While its investigational regimen fell short of the primary efficacy endpoint, AVEO dug into data from its control group and touted a “clinically meaningful” improvement in progression-free survival in patients receiving Fotivda monotherapy.
AVEO Oncology on Thursday announced that its oral drug Fotivda (tivozanib) fell short of its primary efficacy endpoint in the Phase III TiNivo-2 study in renal cell carcinoma.
The Boston, MA–based biotech did not provide detailed data in its news release, only revealing that relative to Fotivda alone, the combination of Fotivda with Bristol Myers Squibb’s PD-1 blocker Opdivo (nivolumab) did not significantly prolong progression-free survival in renal cell carcinoma (RCC) patients who had progressed after prior immune checkpoint inhibitor (ICI) treatment.
Still, AVEO struck an optimistic note in its announcement. Looking at the control group, which received only Fotivda, the company pointed to a “clinically meaningful outcome” in median progression-free survival in the second-line setting, “following ICI combination therapy.”
These specific results, according to AVEO, “further support the approved use of FOTIVDA as a safe and effective treatment option in relapsed or refractory advanced RCC following two or more prior systemic therapies.”
The company added that it will reveal more detailed findings and analyses from TiNivo-2 at an upcoming scientific congress.
Fotivda is an orally available next-generation tyrosine kinase inhibitor targeting the vascular endothelial growth factor receptor (VEGFR). The drug selectively acts on VEGFR-1, -2 and -3, which in turn inhibits cancer cells’ ability to induce the formation of blood vessels to nourish the tumor. Fotivda’s mechanism of action also interferes with tumor growth and vascular permeability, according to its label.

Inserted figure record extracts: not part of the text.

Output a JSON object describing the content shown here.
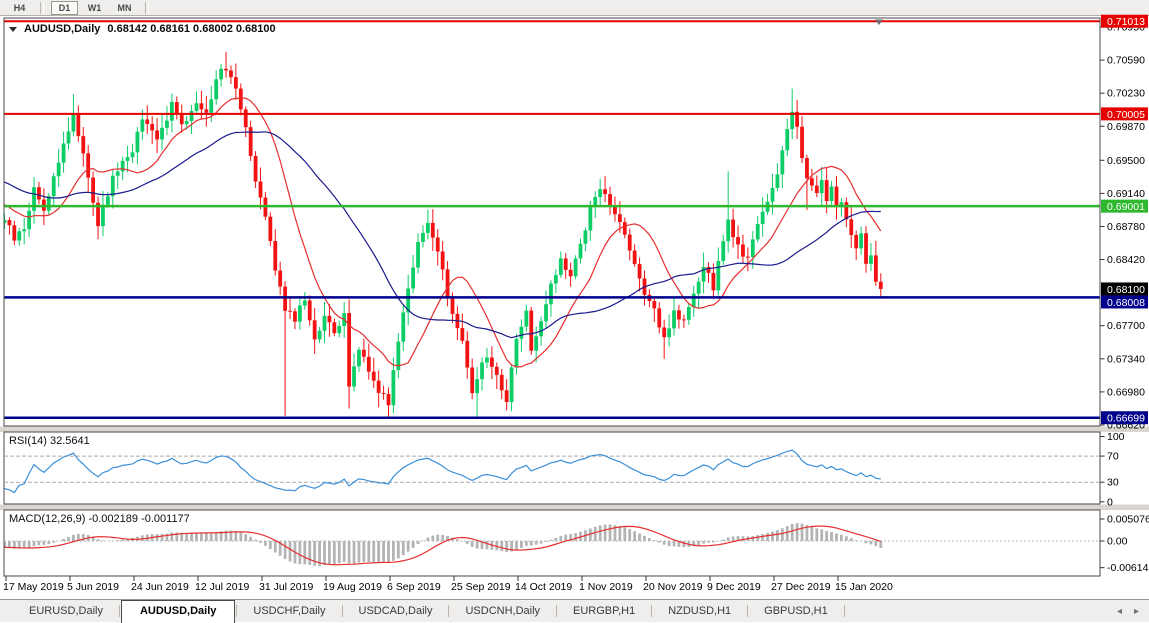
{
  "toolbar": {
    "buttons": [
      {
        "label": "H4",
        "active": false
      },
      {
        "label": "D1",
        "active": true
      },
      {
        "label": "W1",
        "active": false
      },
      {
        "label": "MN",
        "active": false
      }
    ]
  },
  "chart_header": {
    "symbol": "AUDUSD,Daily",
    "quotes": "0.68142 0.68161 0.68002 0.68100"
  },
  "indicator_labels": {
    "rsi": "RSI(14) 32.5641",
    "macd": "MACD(12,26,9) -0.002189 -0.001177"
  },
  "price_scale": {
    "ticks": [
      "0.70950",
      "0.70590",
      "0.70230",
      "0.69870",
      "0.69500",
      "0.69140",
      "0.68780",
      "0.68420",
      "0.67700",
      "0.67340",
      "0.66980",
      "0.66620"
    ],
    "badges": [
      {
        "value": "0.71013",
        "price": 0.71013,
        "color": "#e60000"
      },
      {
        "value": "0.70005",
        "price": 0.70005,
        "color": "#e60000"
      },
      {
        "value": "0.69001",
        "price": 0.69001,
        "color": "#2eb82e"
      },
      {
        "value": "0.68100",
        "price": 0.681,
        "color": "#000000"
      },
      {
        "value": "0.68008",
        "price": 0.68008,
        "color": "#00008b"
      },
      {
        "value": "0.66699",
        "price": 0.66699,
        "color": "#00008b"
      }
    ]
  },
  "rsi_scale": {
    "ticks": [
      {
        "label": "100",
        "v": 100
      },
      {
        "label": "70",
        "v": 70
      },
      {
        "label": "30",
        "v": 30
      },
      {
        "label": "0",
        "v": 0
      }
    ]
  },
  "macd_scale": {
    "ticks": [
      {
        "label": "0.005076",
        "v": 0.005076
      },
      {
        "label": "0.00",
        "v": 0
      },
      {
        "label": "-0.006148",
        "v": -0.006148
      }
    ]
  },
  "time_scale": {
    "labels": [
      "17 May 2019",
      "5 Jun 2019",
      "24 Jun 2019",
      "12 Jul 2019",
      "31 Jul 2019",
      "19 Aug 2019",
      "6 Sep 2019",
      "25 Sep 2019",
      "14 Oct 2019",
      "1 Nov 2019",
      "20 Nov 2019",
      "9 Dec 2019",
      "27 Dec 2019",
      "15 Jan 2020"
    ]
  },
  "tabs": {
    "items": [
      {
        "label": "EURUSD,Daily",
        "active": false
      },
      {
        "label": "AUDUSD,Daily",
        "active": true
      },
      {
        "label": "USDCHF,Daily",
        "active": false
      },
      {
        "label": "USDCAD,Daily",
        "active": false
      },
      {
        "label": "USDCNH,Daily",
        "active": false
      },
      {
        "label": "EURGBP,H1",
        "active": false
      },
      {
        "label": "NZDUSD,H1",
        "active": false
      },
      {
        "label": "GBPUSD,H1",
        "active": false
      }
    ],
    "scroll_left": "◂",
    "scroll_right": "▸"
  },
  "chart_data": {
    "type": "candlestick",
    "symbol": "AUDUSD",
    "timeframe": "Daily",
    "ohlc_display": {
      "open": 0.68142,
      "high": 0.68161,
      "low": 0.68002,
      "close": 0.681
    },
    "current_price": 0.681,
    "axis_top_price": 0.7095,
    "axis_bottom_price": 0.6662,
    "levels": [
      {
        "price": 0.71013,
        "color": "#e60000",
        "width": 2
      },
      {
        "price": 0.70005,
        "color": "#e60000",
        "width": 2
      },
      {
        "price": 0.69001,
        "color": "#2eb82e",
        "width": 2.5
      },
      {
        "price": 0.68008,
        "color": "#00008b",
        "width": 2.5
      },
      {
        "price": 0.66699,
        "color": "#00008b",
        "width": 2.5
      }
    ],
    "colors": {
      "bull": "#0ccd66",
      "bear": "#f21212",
      "background": "#ffffff"
    },
    "close_anchors": [
      [
        0,
        0.6885
      ],
      [
        2,
        0.6865
      ],
      [
        4,
        0.6875
      ],
      [
        6,
        0.692
      ],
      [
        8,
        0.6895
      ],
      [
        11,
        0.695
      ],
      [
        14,
        0.7
      ],
      [
        16,
        0.6958
      ],
      [
        19,
        0.688
      ],
      [
        22,
        0.6932
      ],
      [
        26,
        0.6962
      ],
      [
        28,
        0.6995
      ],
      [
        31,
        0.6972
      ],
      [
        34,
        0.701
      ],
      [
        36,
        0.6985
      ],
      [
        39,
        0.7015
      ],
      [
        41,
        0.7
      ],
      [
        43,
        0.704
      ],
      [
        45,
        0.7052
      ],
      [
        47,
        0.703
      ],
      [
        49,
        0.6988
      ],
      [
        51,
        0.693
      ],
      [
        53,
        0.6893
      ],
      [
        55,
        0.683
      ],
      [
        57,
        0.679
      ],
      [
        59,
        0.6778
      ],
      [
        61,
        0.6798
      ],
      [
        63,
        0.6758
      ],
      [
        65,
        0.6778
      ],
      [
        67,
        0.6762
      ],
      [
        69,
        0.678
      ],
      [
        70,
        0.6705
      ],
      [
        72,
        0.6748
      ],
      [
        74,
        0.6722
      ],
      [
        76,
        0.67
      ],
      [
        78,
        0.6688
      ],
      [
        80,
        0.6755
      ],
      [
        82,
        0.6812
      ],
      [
        84,
        0.6862
      ],
      [
        86,
        0.688
      ],
      [
        88,
        0.6848
      ],
      [
        90,
        0.6806
      ],
      [
        91,
        0.6782
      ],
      [
        93,
        0.6752
      ],
      [
        95,
        0.67
      ],
      [
        96,
        0.6716
      ],
      [
        98,
        0.6736
      ],
      [
        100,
        0.6716
      ],
      [
        102,
        0.6688
      ],
      [
        104,
        0.6758
      ],
      [
        106,
        0.6788
      ],
      [
        107,
        0.6742
      ],
      [
        109,
        0.6772
      ],
      [
        111,
        0.6812
      ],
      [
        113,
        0.6842
      ],
      [
        115,
        0.6826
      ],
      [
        117,
        0.6856
      ],
      [
        119,
        0.6896
      ],
      [
        121,
        0.6922
      ],
      [
        123,
        0.69
      ],
      [
        125,
        0.6882
      ],
      [
        127,
        0.6856
      ],
      [
        129,
        0.6822
      ],
      [
        130,
        0.68
      ],
      [
        132,
        0.6786
      ],
      [
        134,
        0.6756
      ],
      [
        136,
        0.6786
      ],
      [
        138,
        0.6772
      ],
      [
        140,
        0.6802
      ],
      [
        142,
        0.683
      ],
      [
        143,
        0.6828
      ],
      [
        144,
        0.6806
      ],
      [
        146,
        0.6866
      ],
      [
        147,
        0.6882
      ],
      [
        149,
        0.6856
      ],
      [
        151,
        0.6842
      ],
      [
        153,
        0.688
      ],
      [
        155,
        0.6906
      ],
      [
        157,
        0.6936
      ],
      [
        159,
        0.6986
      ],
      [
        160,
        0.7006
      ],
      [
        161,
        0.6986
      ],
      [
        162,
        0.6952
      ],
      [
        163,
        0.693
      ],
      [
        165,
        0.6916
      ],
      [
        166,
        0.6932
      ],
      [
        167,
        0.6902
      ],
      [
        168,
        0.6922
      ],
      [
        169,
        0.6896
      ],
      [
        170,
        0.6906
      ],
      [
        171,
        0.6882
      ],
      [
        172,
        0.6872
      ],
      [
        173,
        0.6856
      ],
      [
        174,
        0.6868
      ],
      [
        175,
        0.6836
      ],
      [
        176,
        0.6846
      ],
      [
        177,
        0.6822
      ],
      [
        178,
        0.681
      ]
    ],
    "wick_overrides": {
      "14": {
        "high": 0.7022
      },
      "19": {
        "low": 0.6864
      },
      "45": {
        "high": 0.7068
      },
      "57": {
        "low": 0.6672
      },
      "70": {
        "low": 0.668
      },
      "86": {
        "high": 0.6896
      },
      "96": {
        "low": 0.667
      },
      "121": {
        "high": 0.693
      },
      "134": {
        "low": 0.6734
      },
      "144": {
        "low": 0.6799
      },
      "147": {
        "high": 0.6938
      },
      "160": {
        "high": 0.7028
      },
      "163": {
        "low": 0.6896
      },
      "178": {
        "low": 0.68
      }
    },
    "prehistory": {
      "bars": 40,
      "start": 0.6985
    },
    "moving_averages": [
      {
        "period": 13,
        "color": "#e62e2e"
      },
      {
        "period": 34,
        "color": "#1a1a8c"
      }
    ],
    "rsi": {
      "period": 14,
      "value": 32.5641,
      "levels": [
        70,
        30
      ],
      "color": "#3b8fd9"
    },
    "macd": {
      "fast": 12,
      "slow": 26,
      "signal": 9,
      "macd_value": -0.002189,
      "signal_value": -0.001177,
      "bar_color": "#b4b4b4",
      "line_color": "#e62e2e"
    }
  }
}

In March 2021, the FDA signed off on the use of Fotivda for the treatment of relapsed or refractory advanced RCC in adult patients. In its current indication, Fotivda is prescribed as a monotherapy and can only be used in patients who have undergone at least two prior lines of therapy.
With the TiNivo-2 trial, AVEO is assessing the potential clinical benefit of adding a PD-1 inhibitor to Fotivda, and the potential of this combo regimen to move up to the second-line setting.
“We consider the control arm data an important, evidence-based and clinically meaningful contribution to the oncology community treating relapsed or refractory advanced RCC following front-line ICI combinations,” AVEO president and CEO Michael Bailey said in a statement.
AVEO’s Phase III disappointment on Thursday follows a similar failure by BMS, which in January 2024 reported that Opdivo did not significantly boost disease-free survival in localized RCC patients versus placebo in the Phase III CheckMate-914 trial.
In contrast, Merck appears to be making strides in RCC, with its HIF-2α inhibitor Welireg (belzutifan) winning the FDA’s approval in December 2023 for patients with advanced disease who had previously been treated with a PD-1 blocker and a VEGF inhibitor. A month later, the pharma’s blockbuster drug Keytruda (pembrolizumab) also secured a late-stage win in RCC.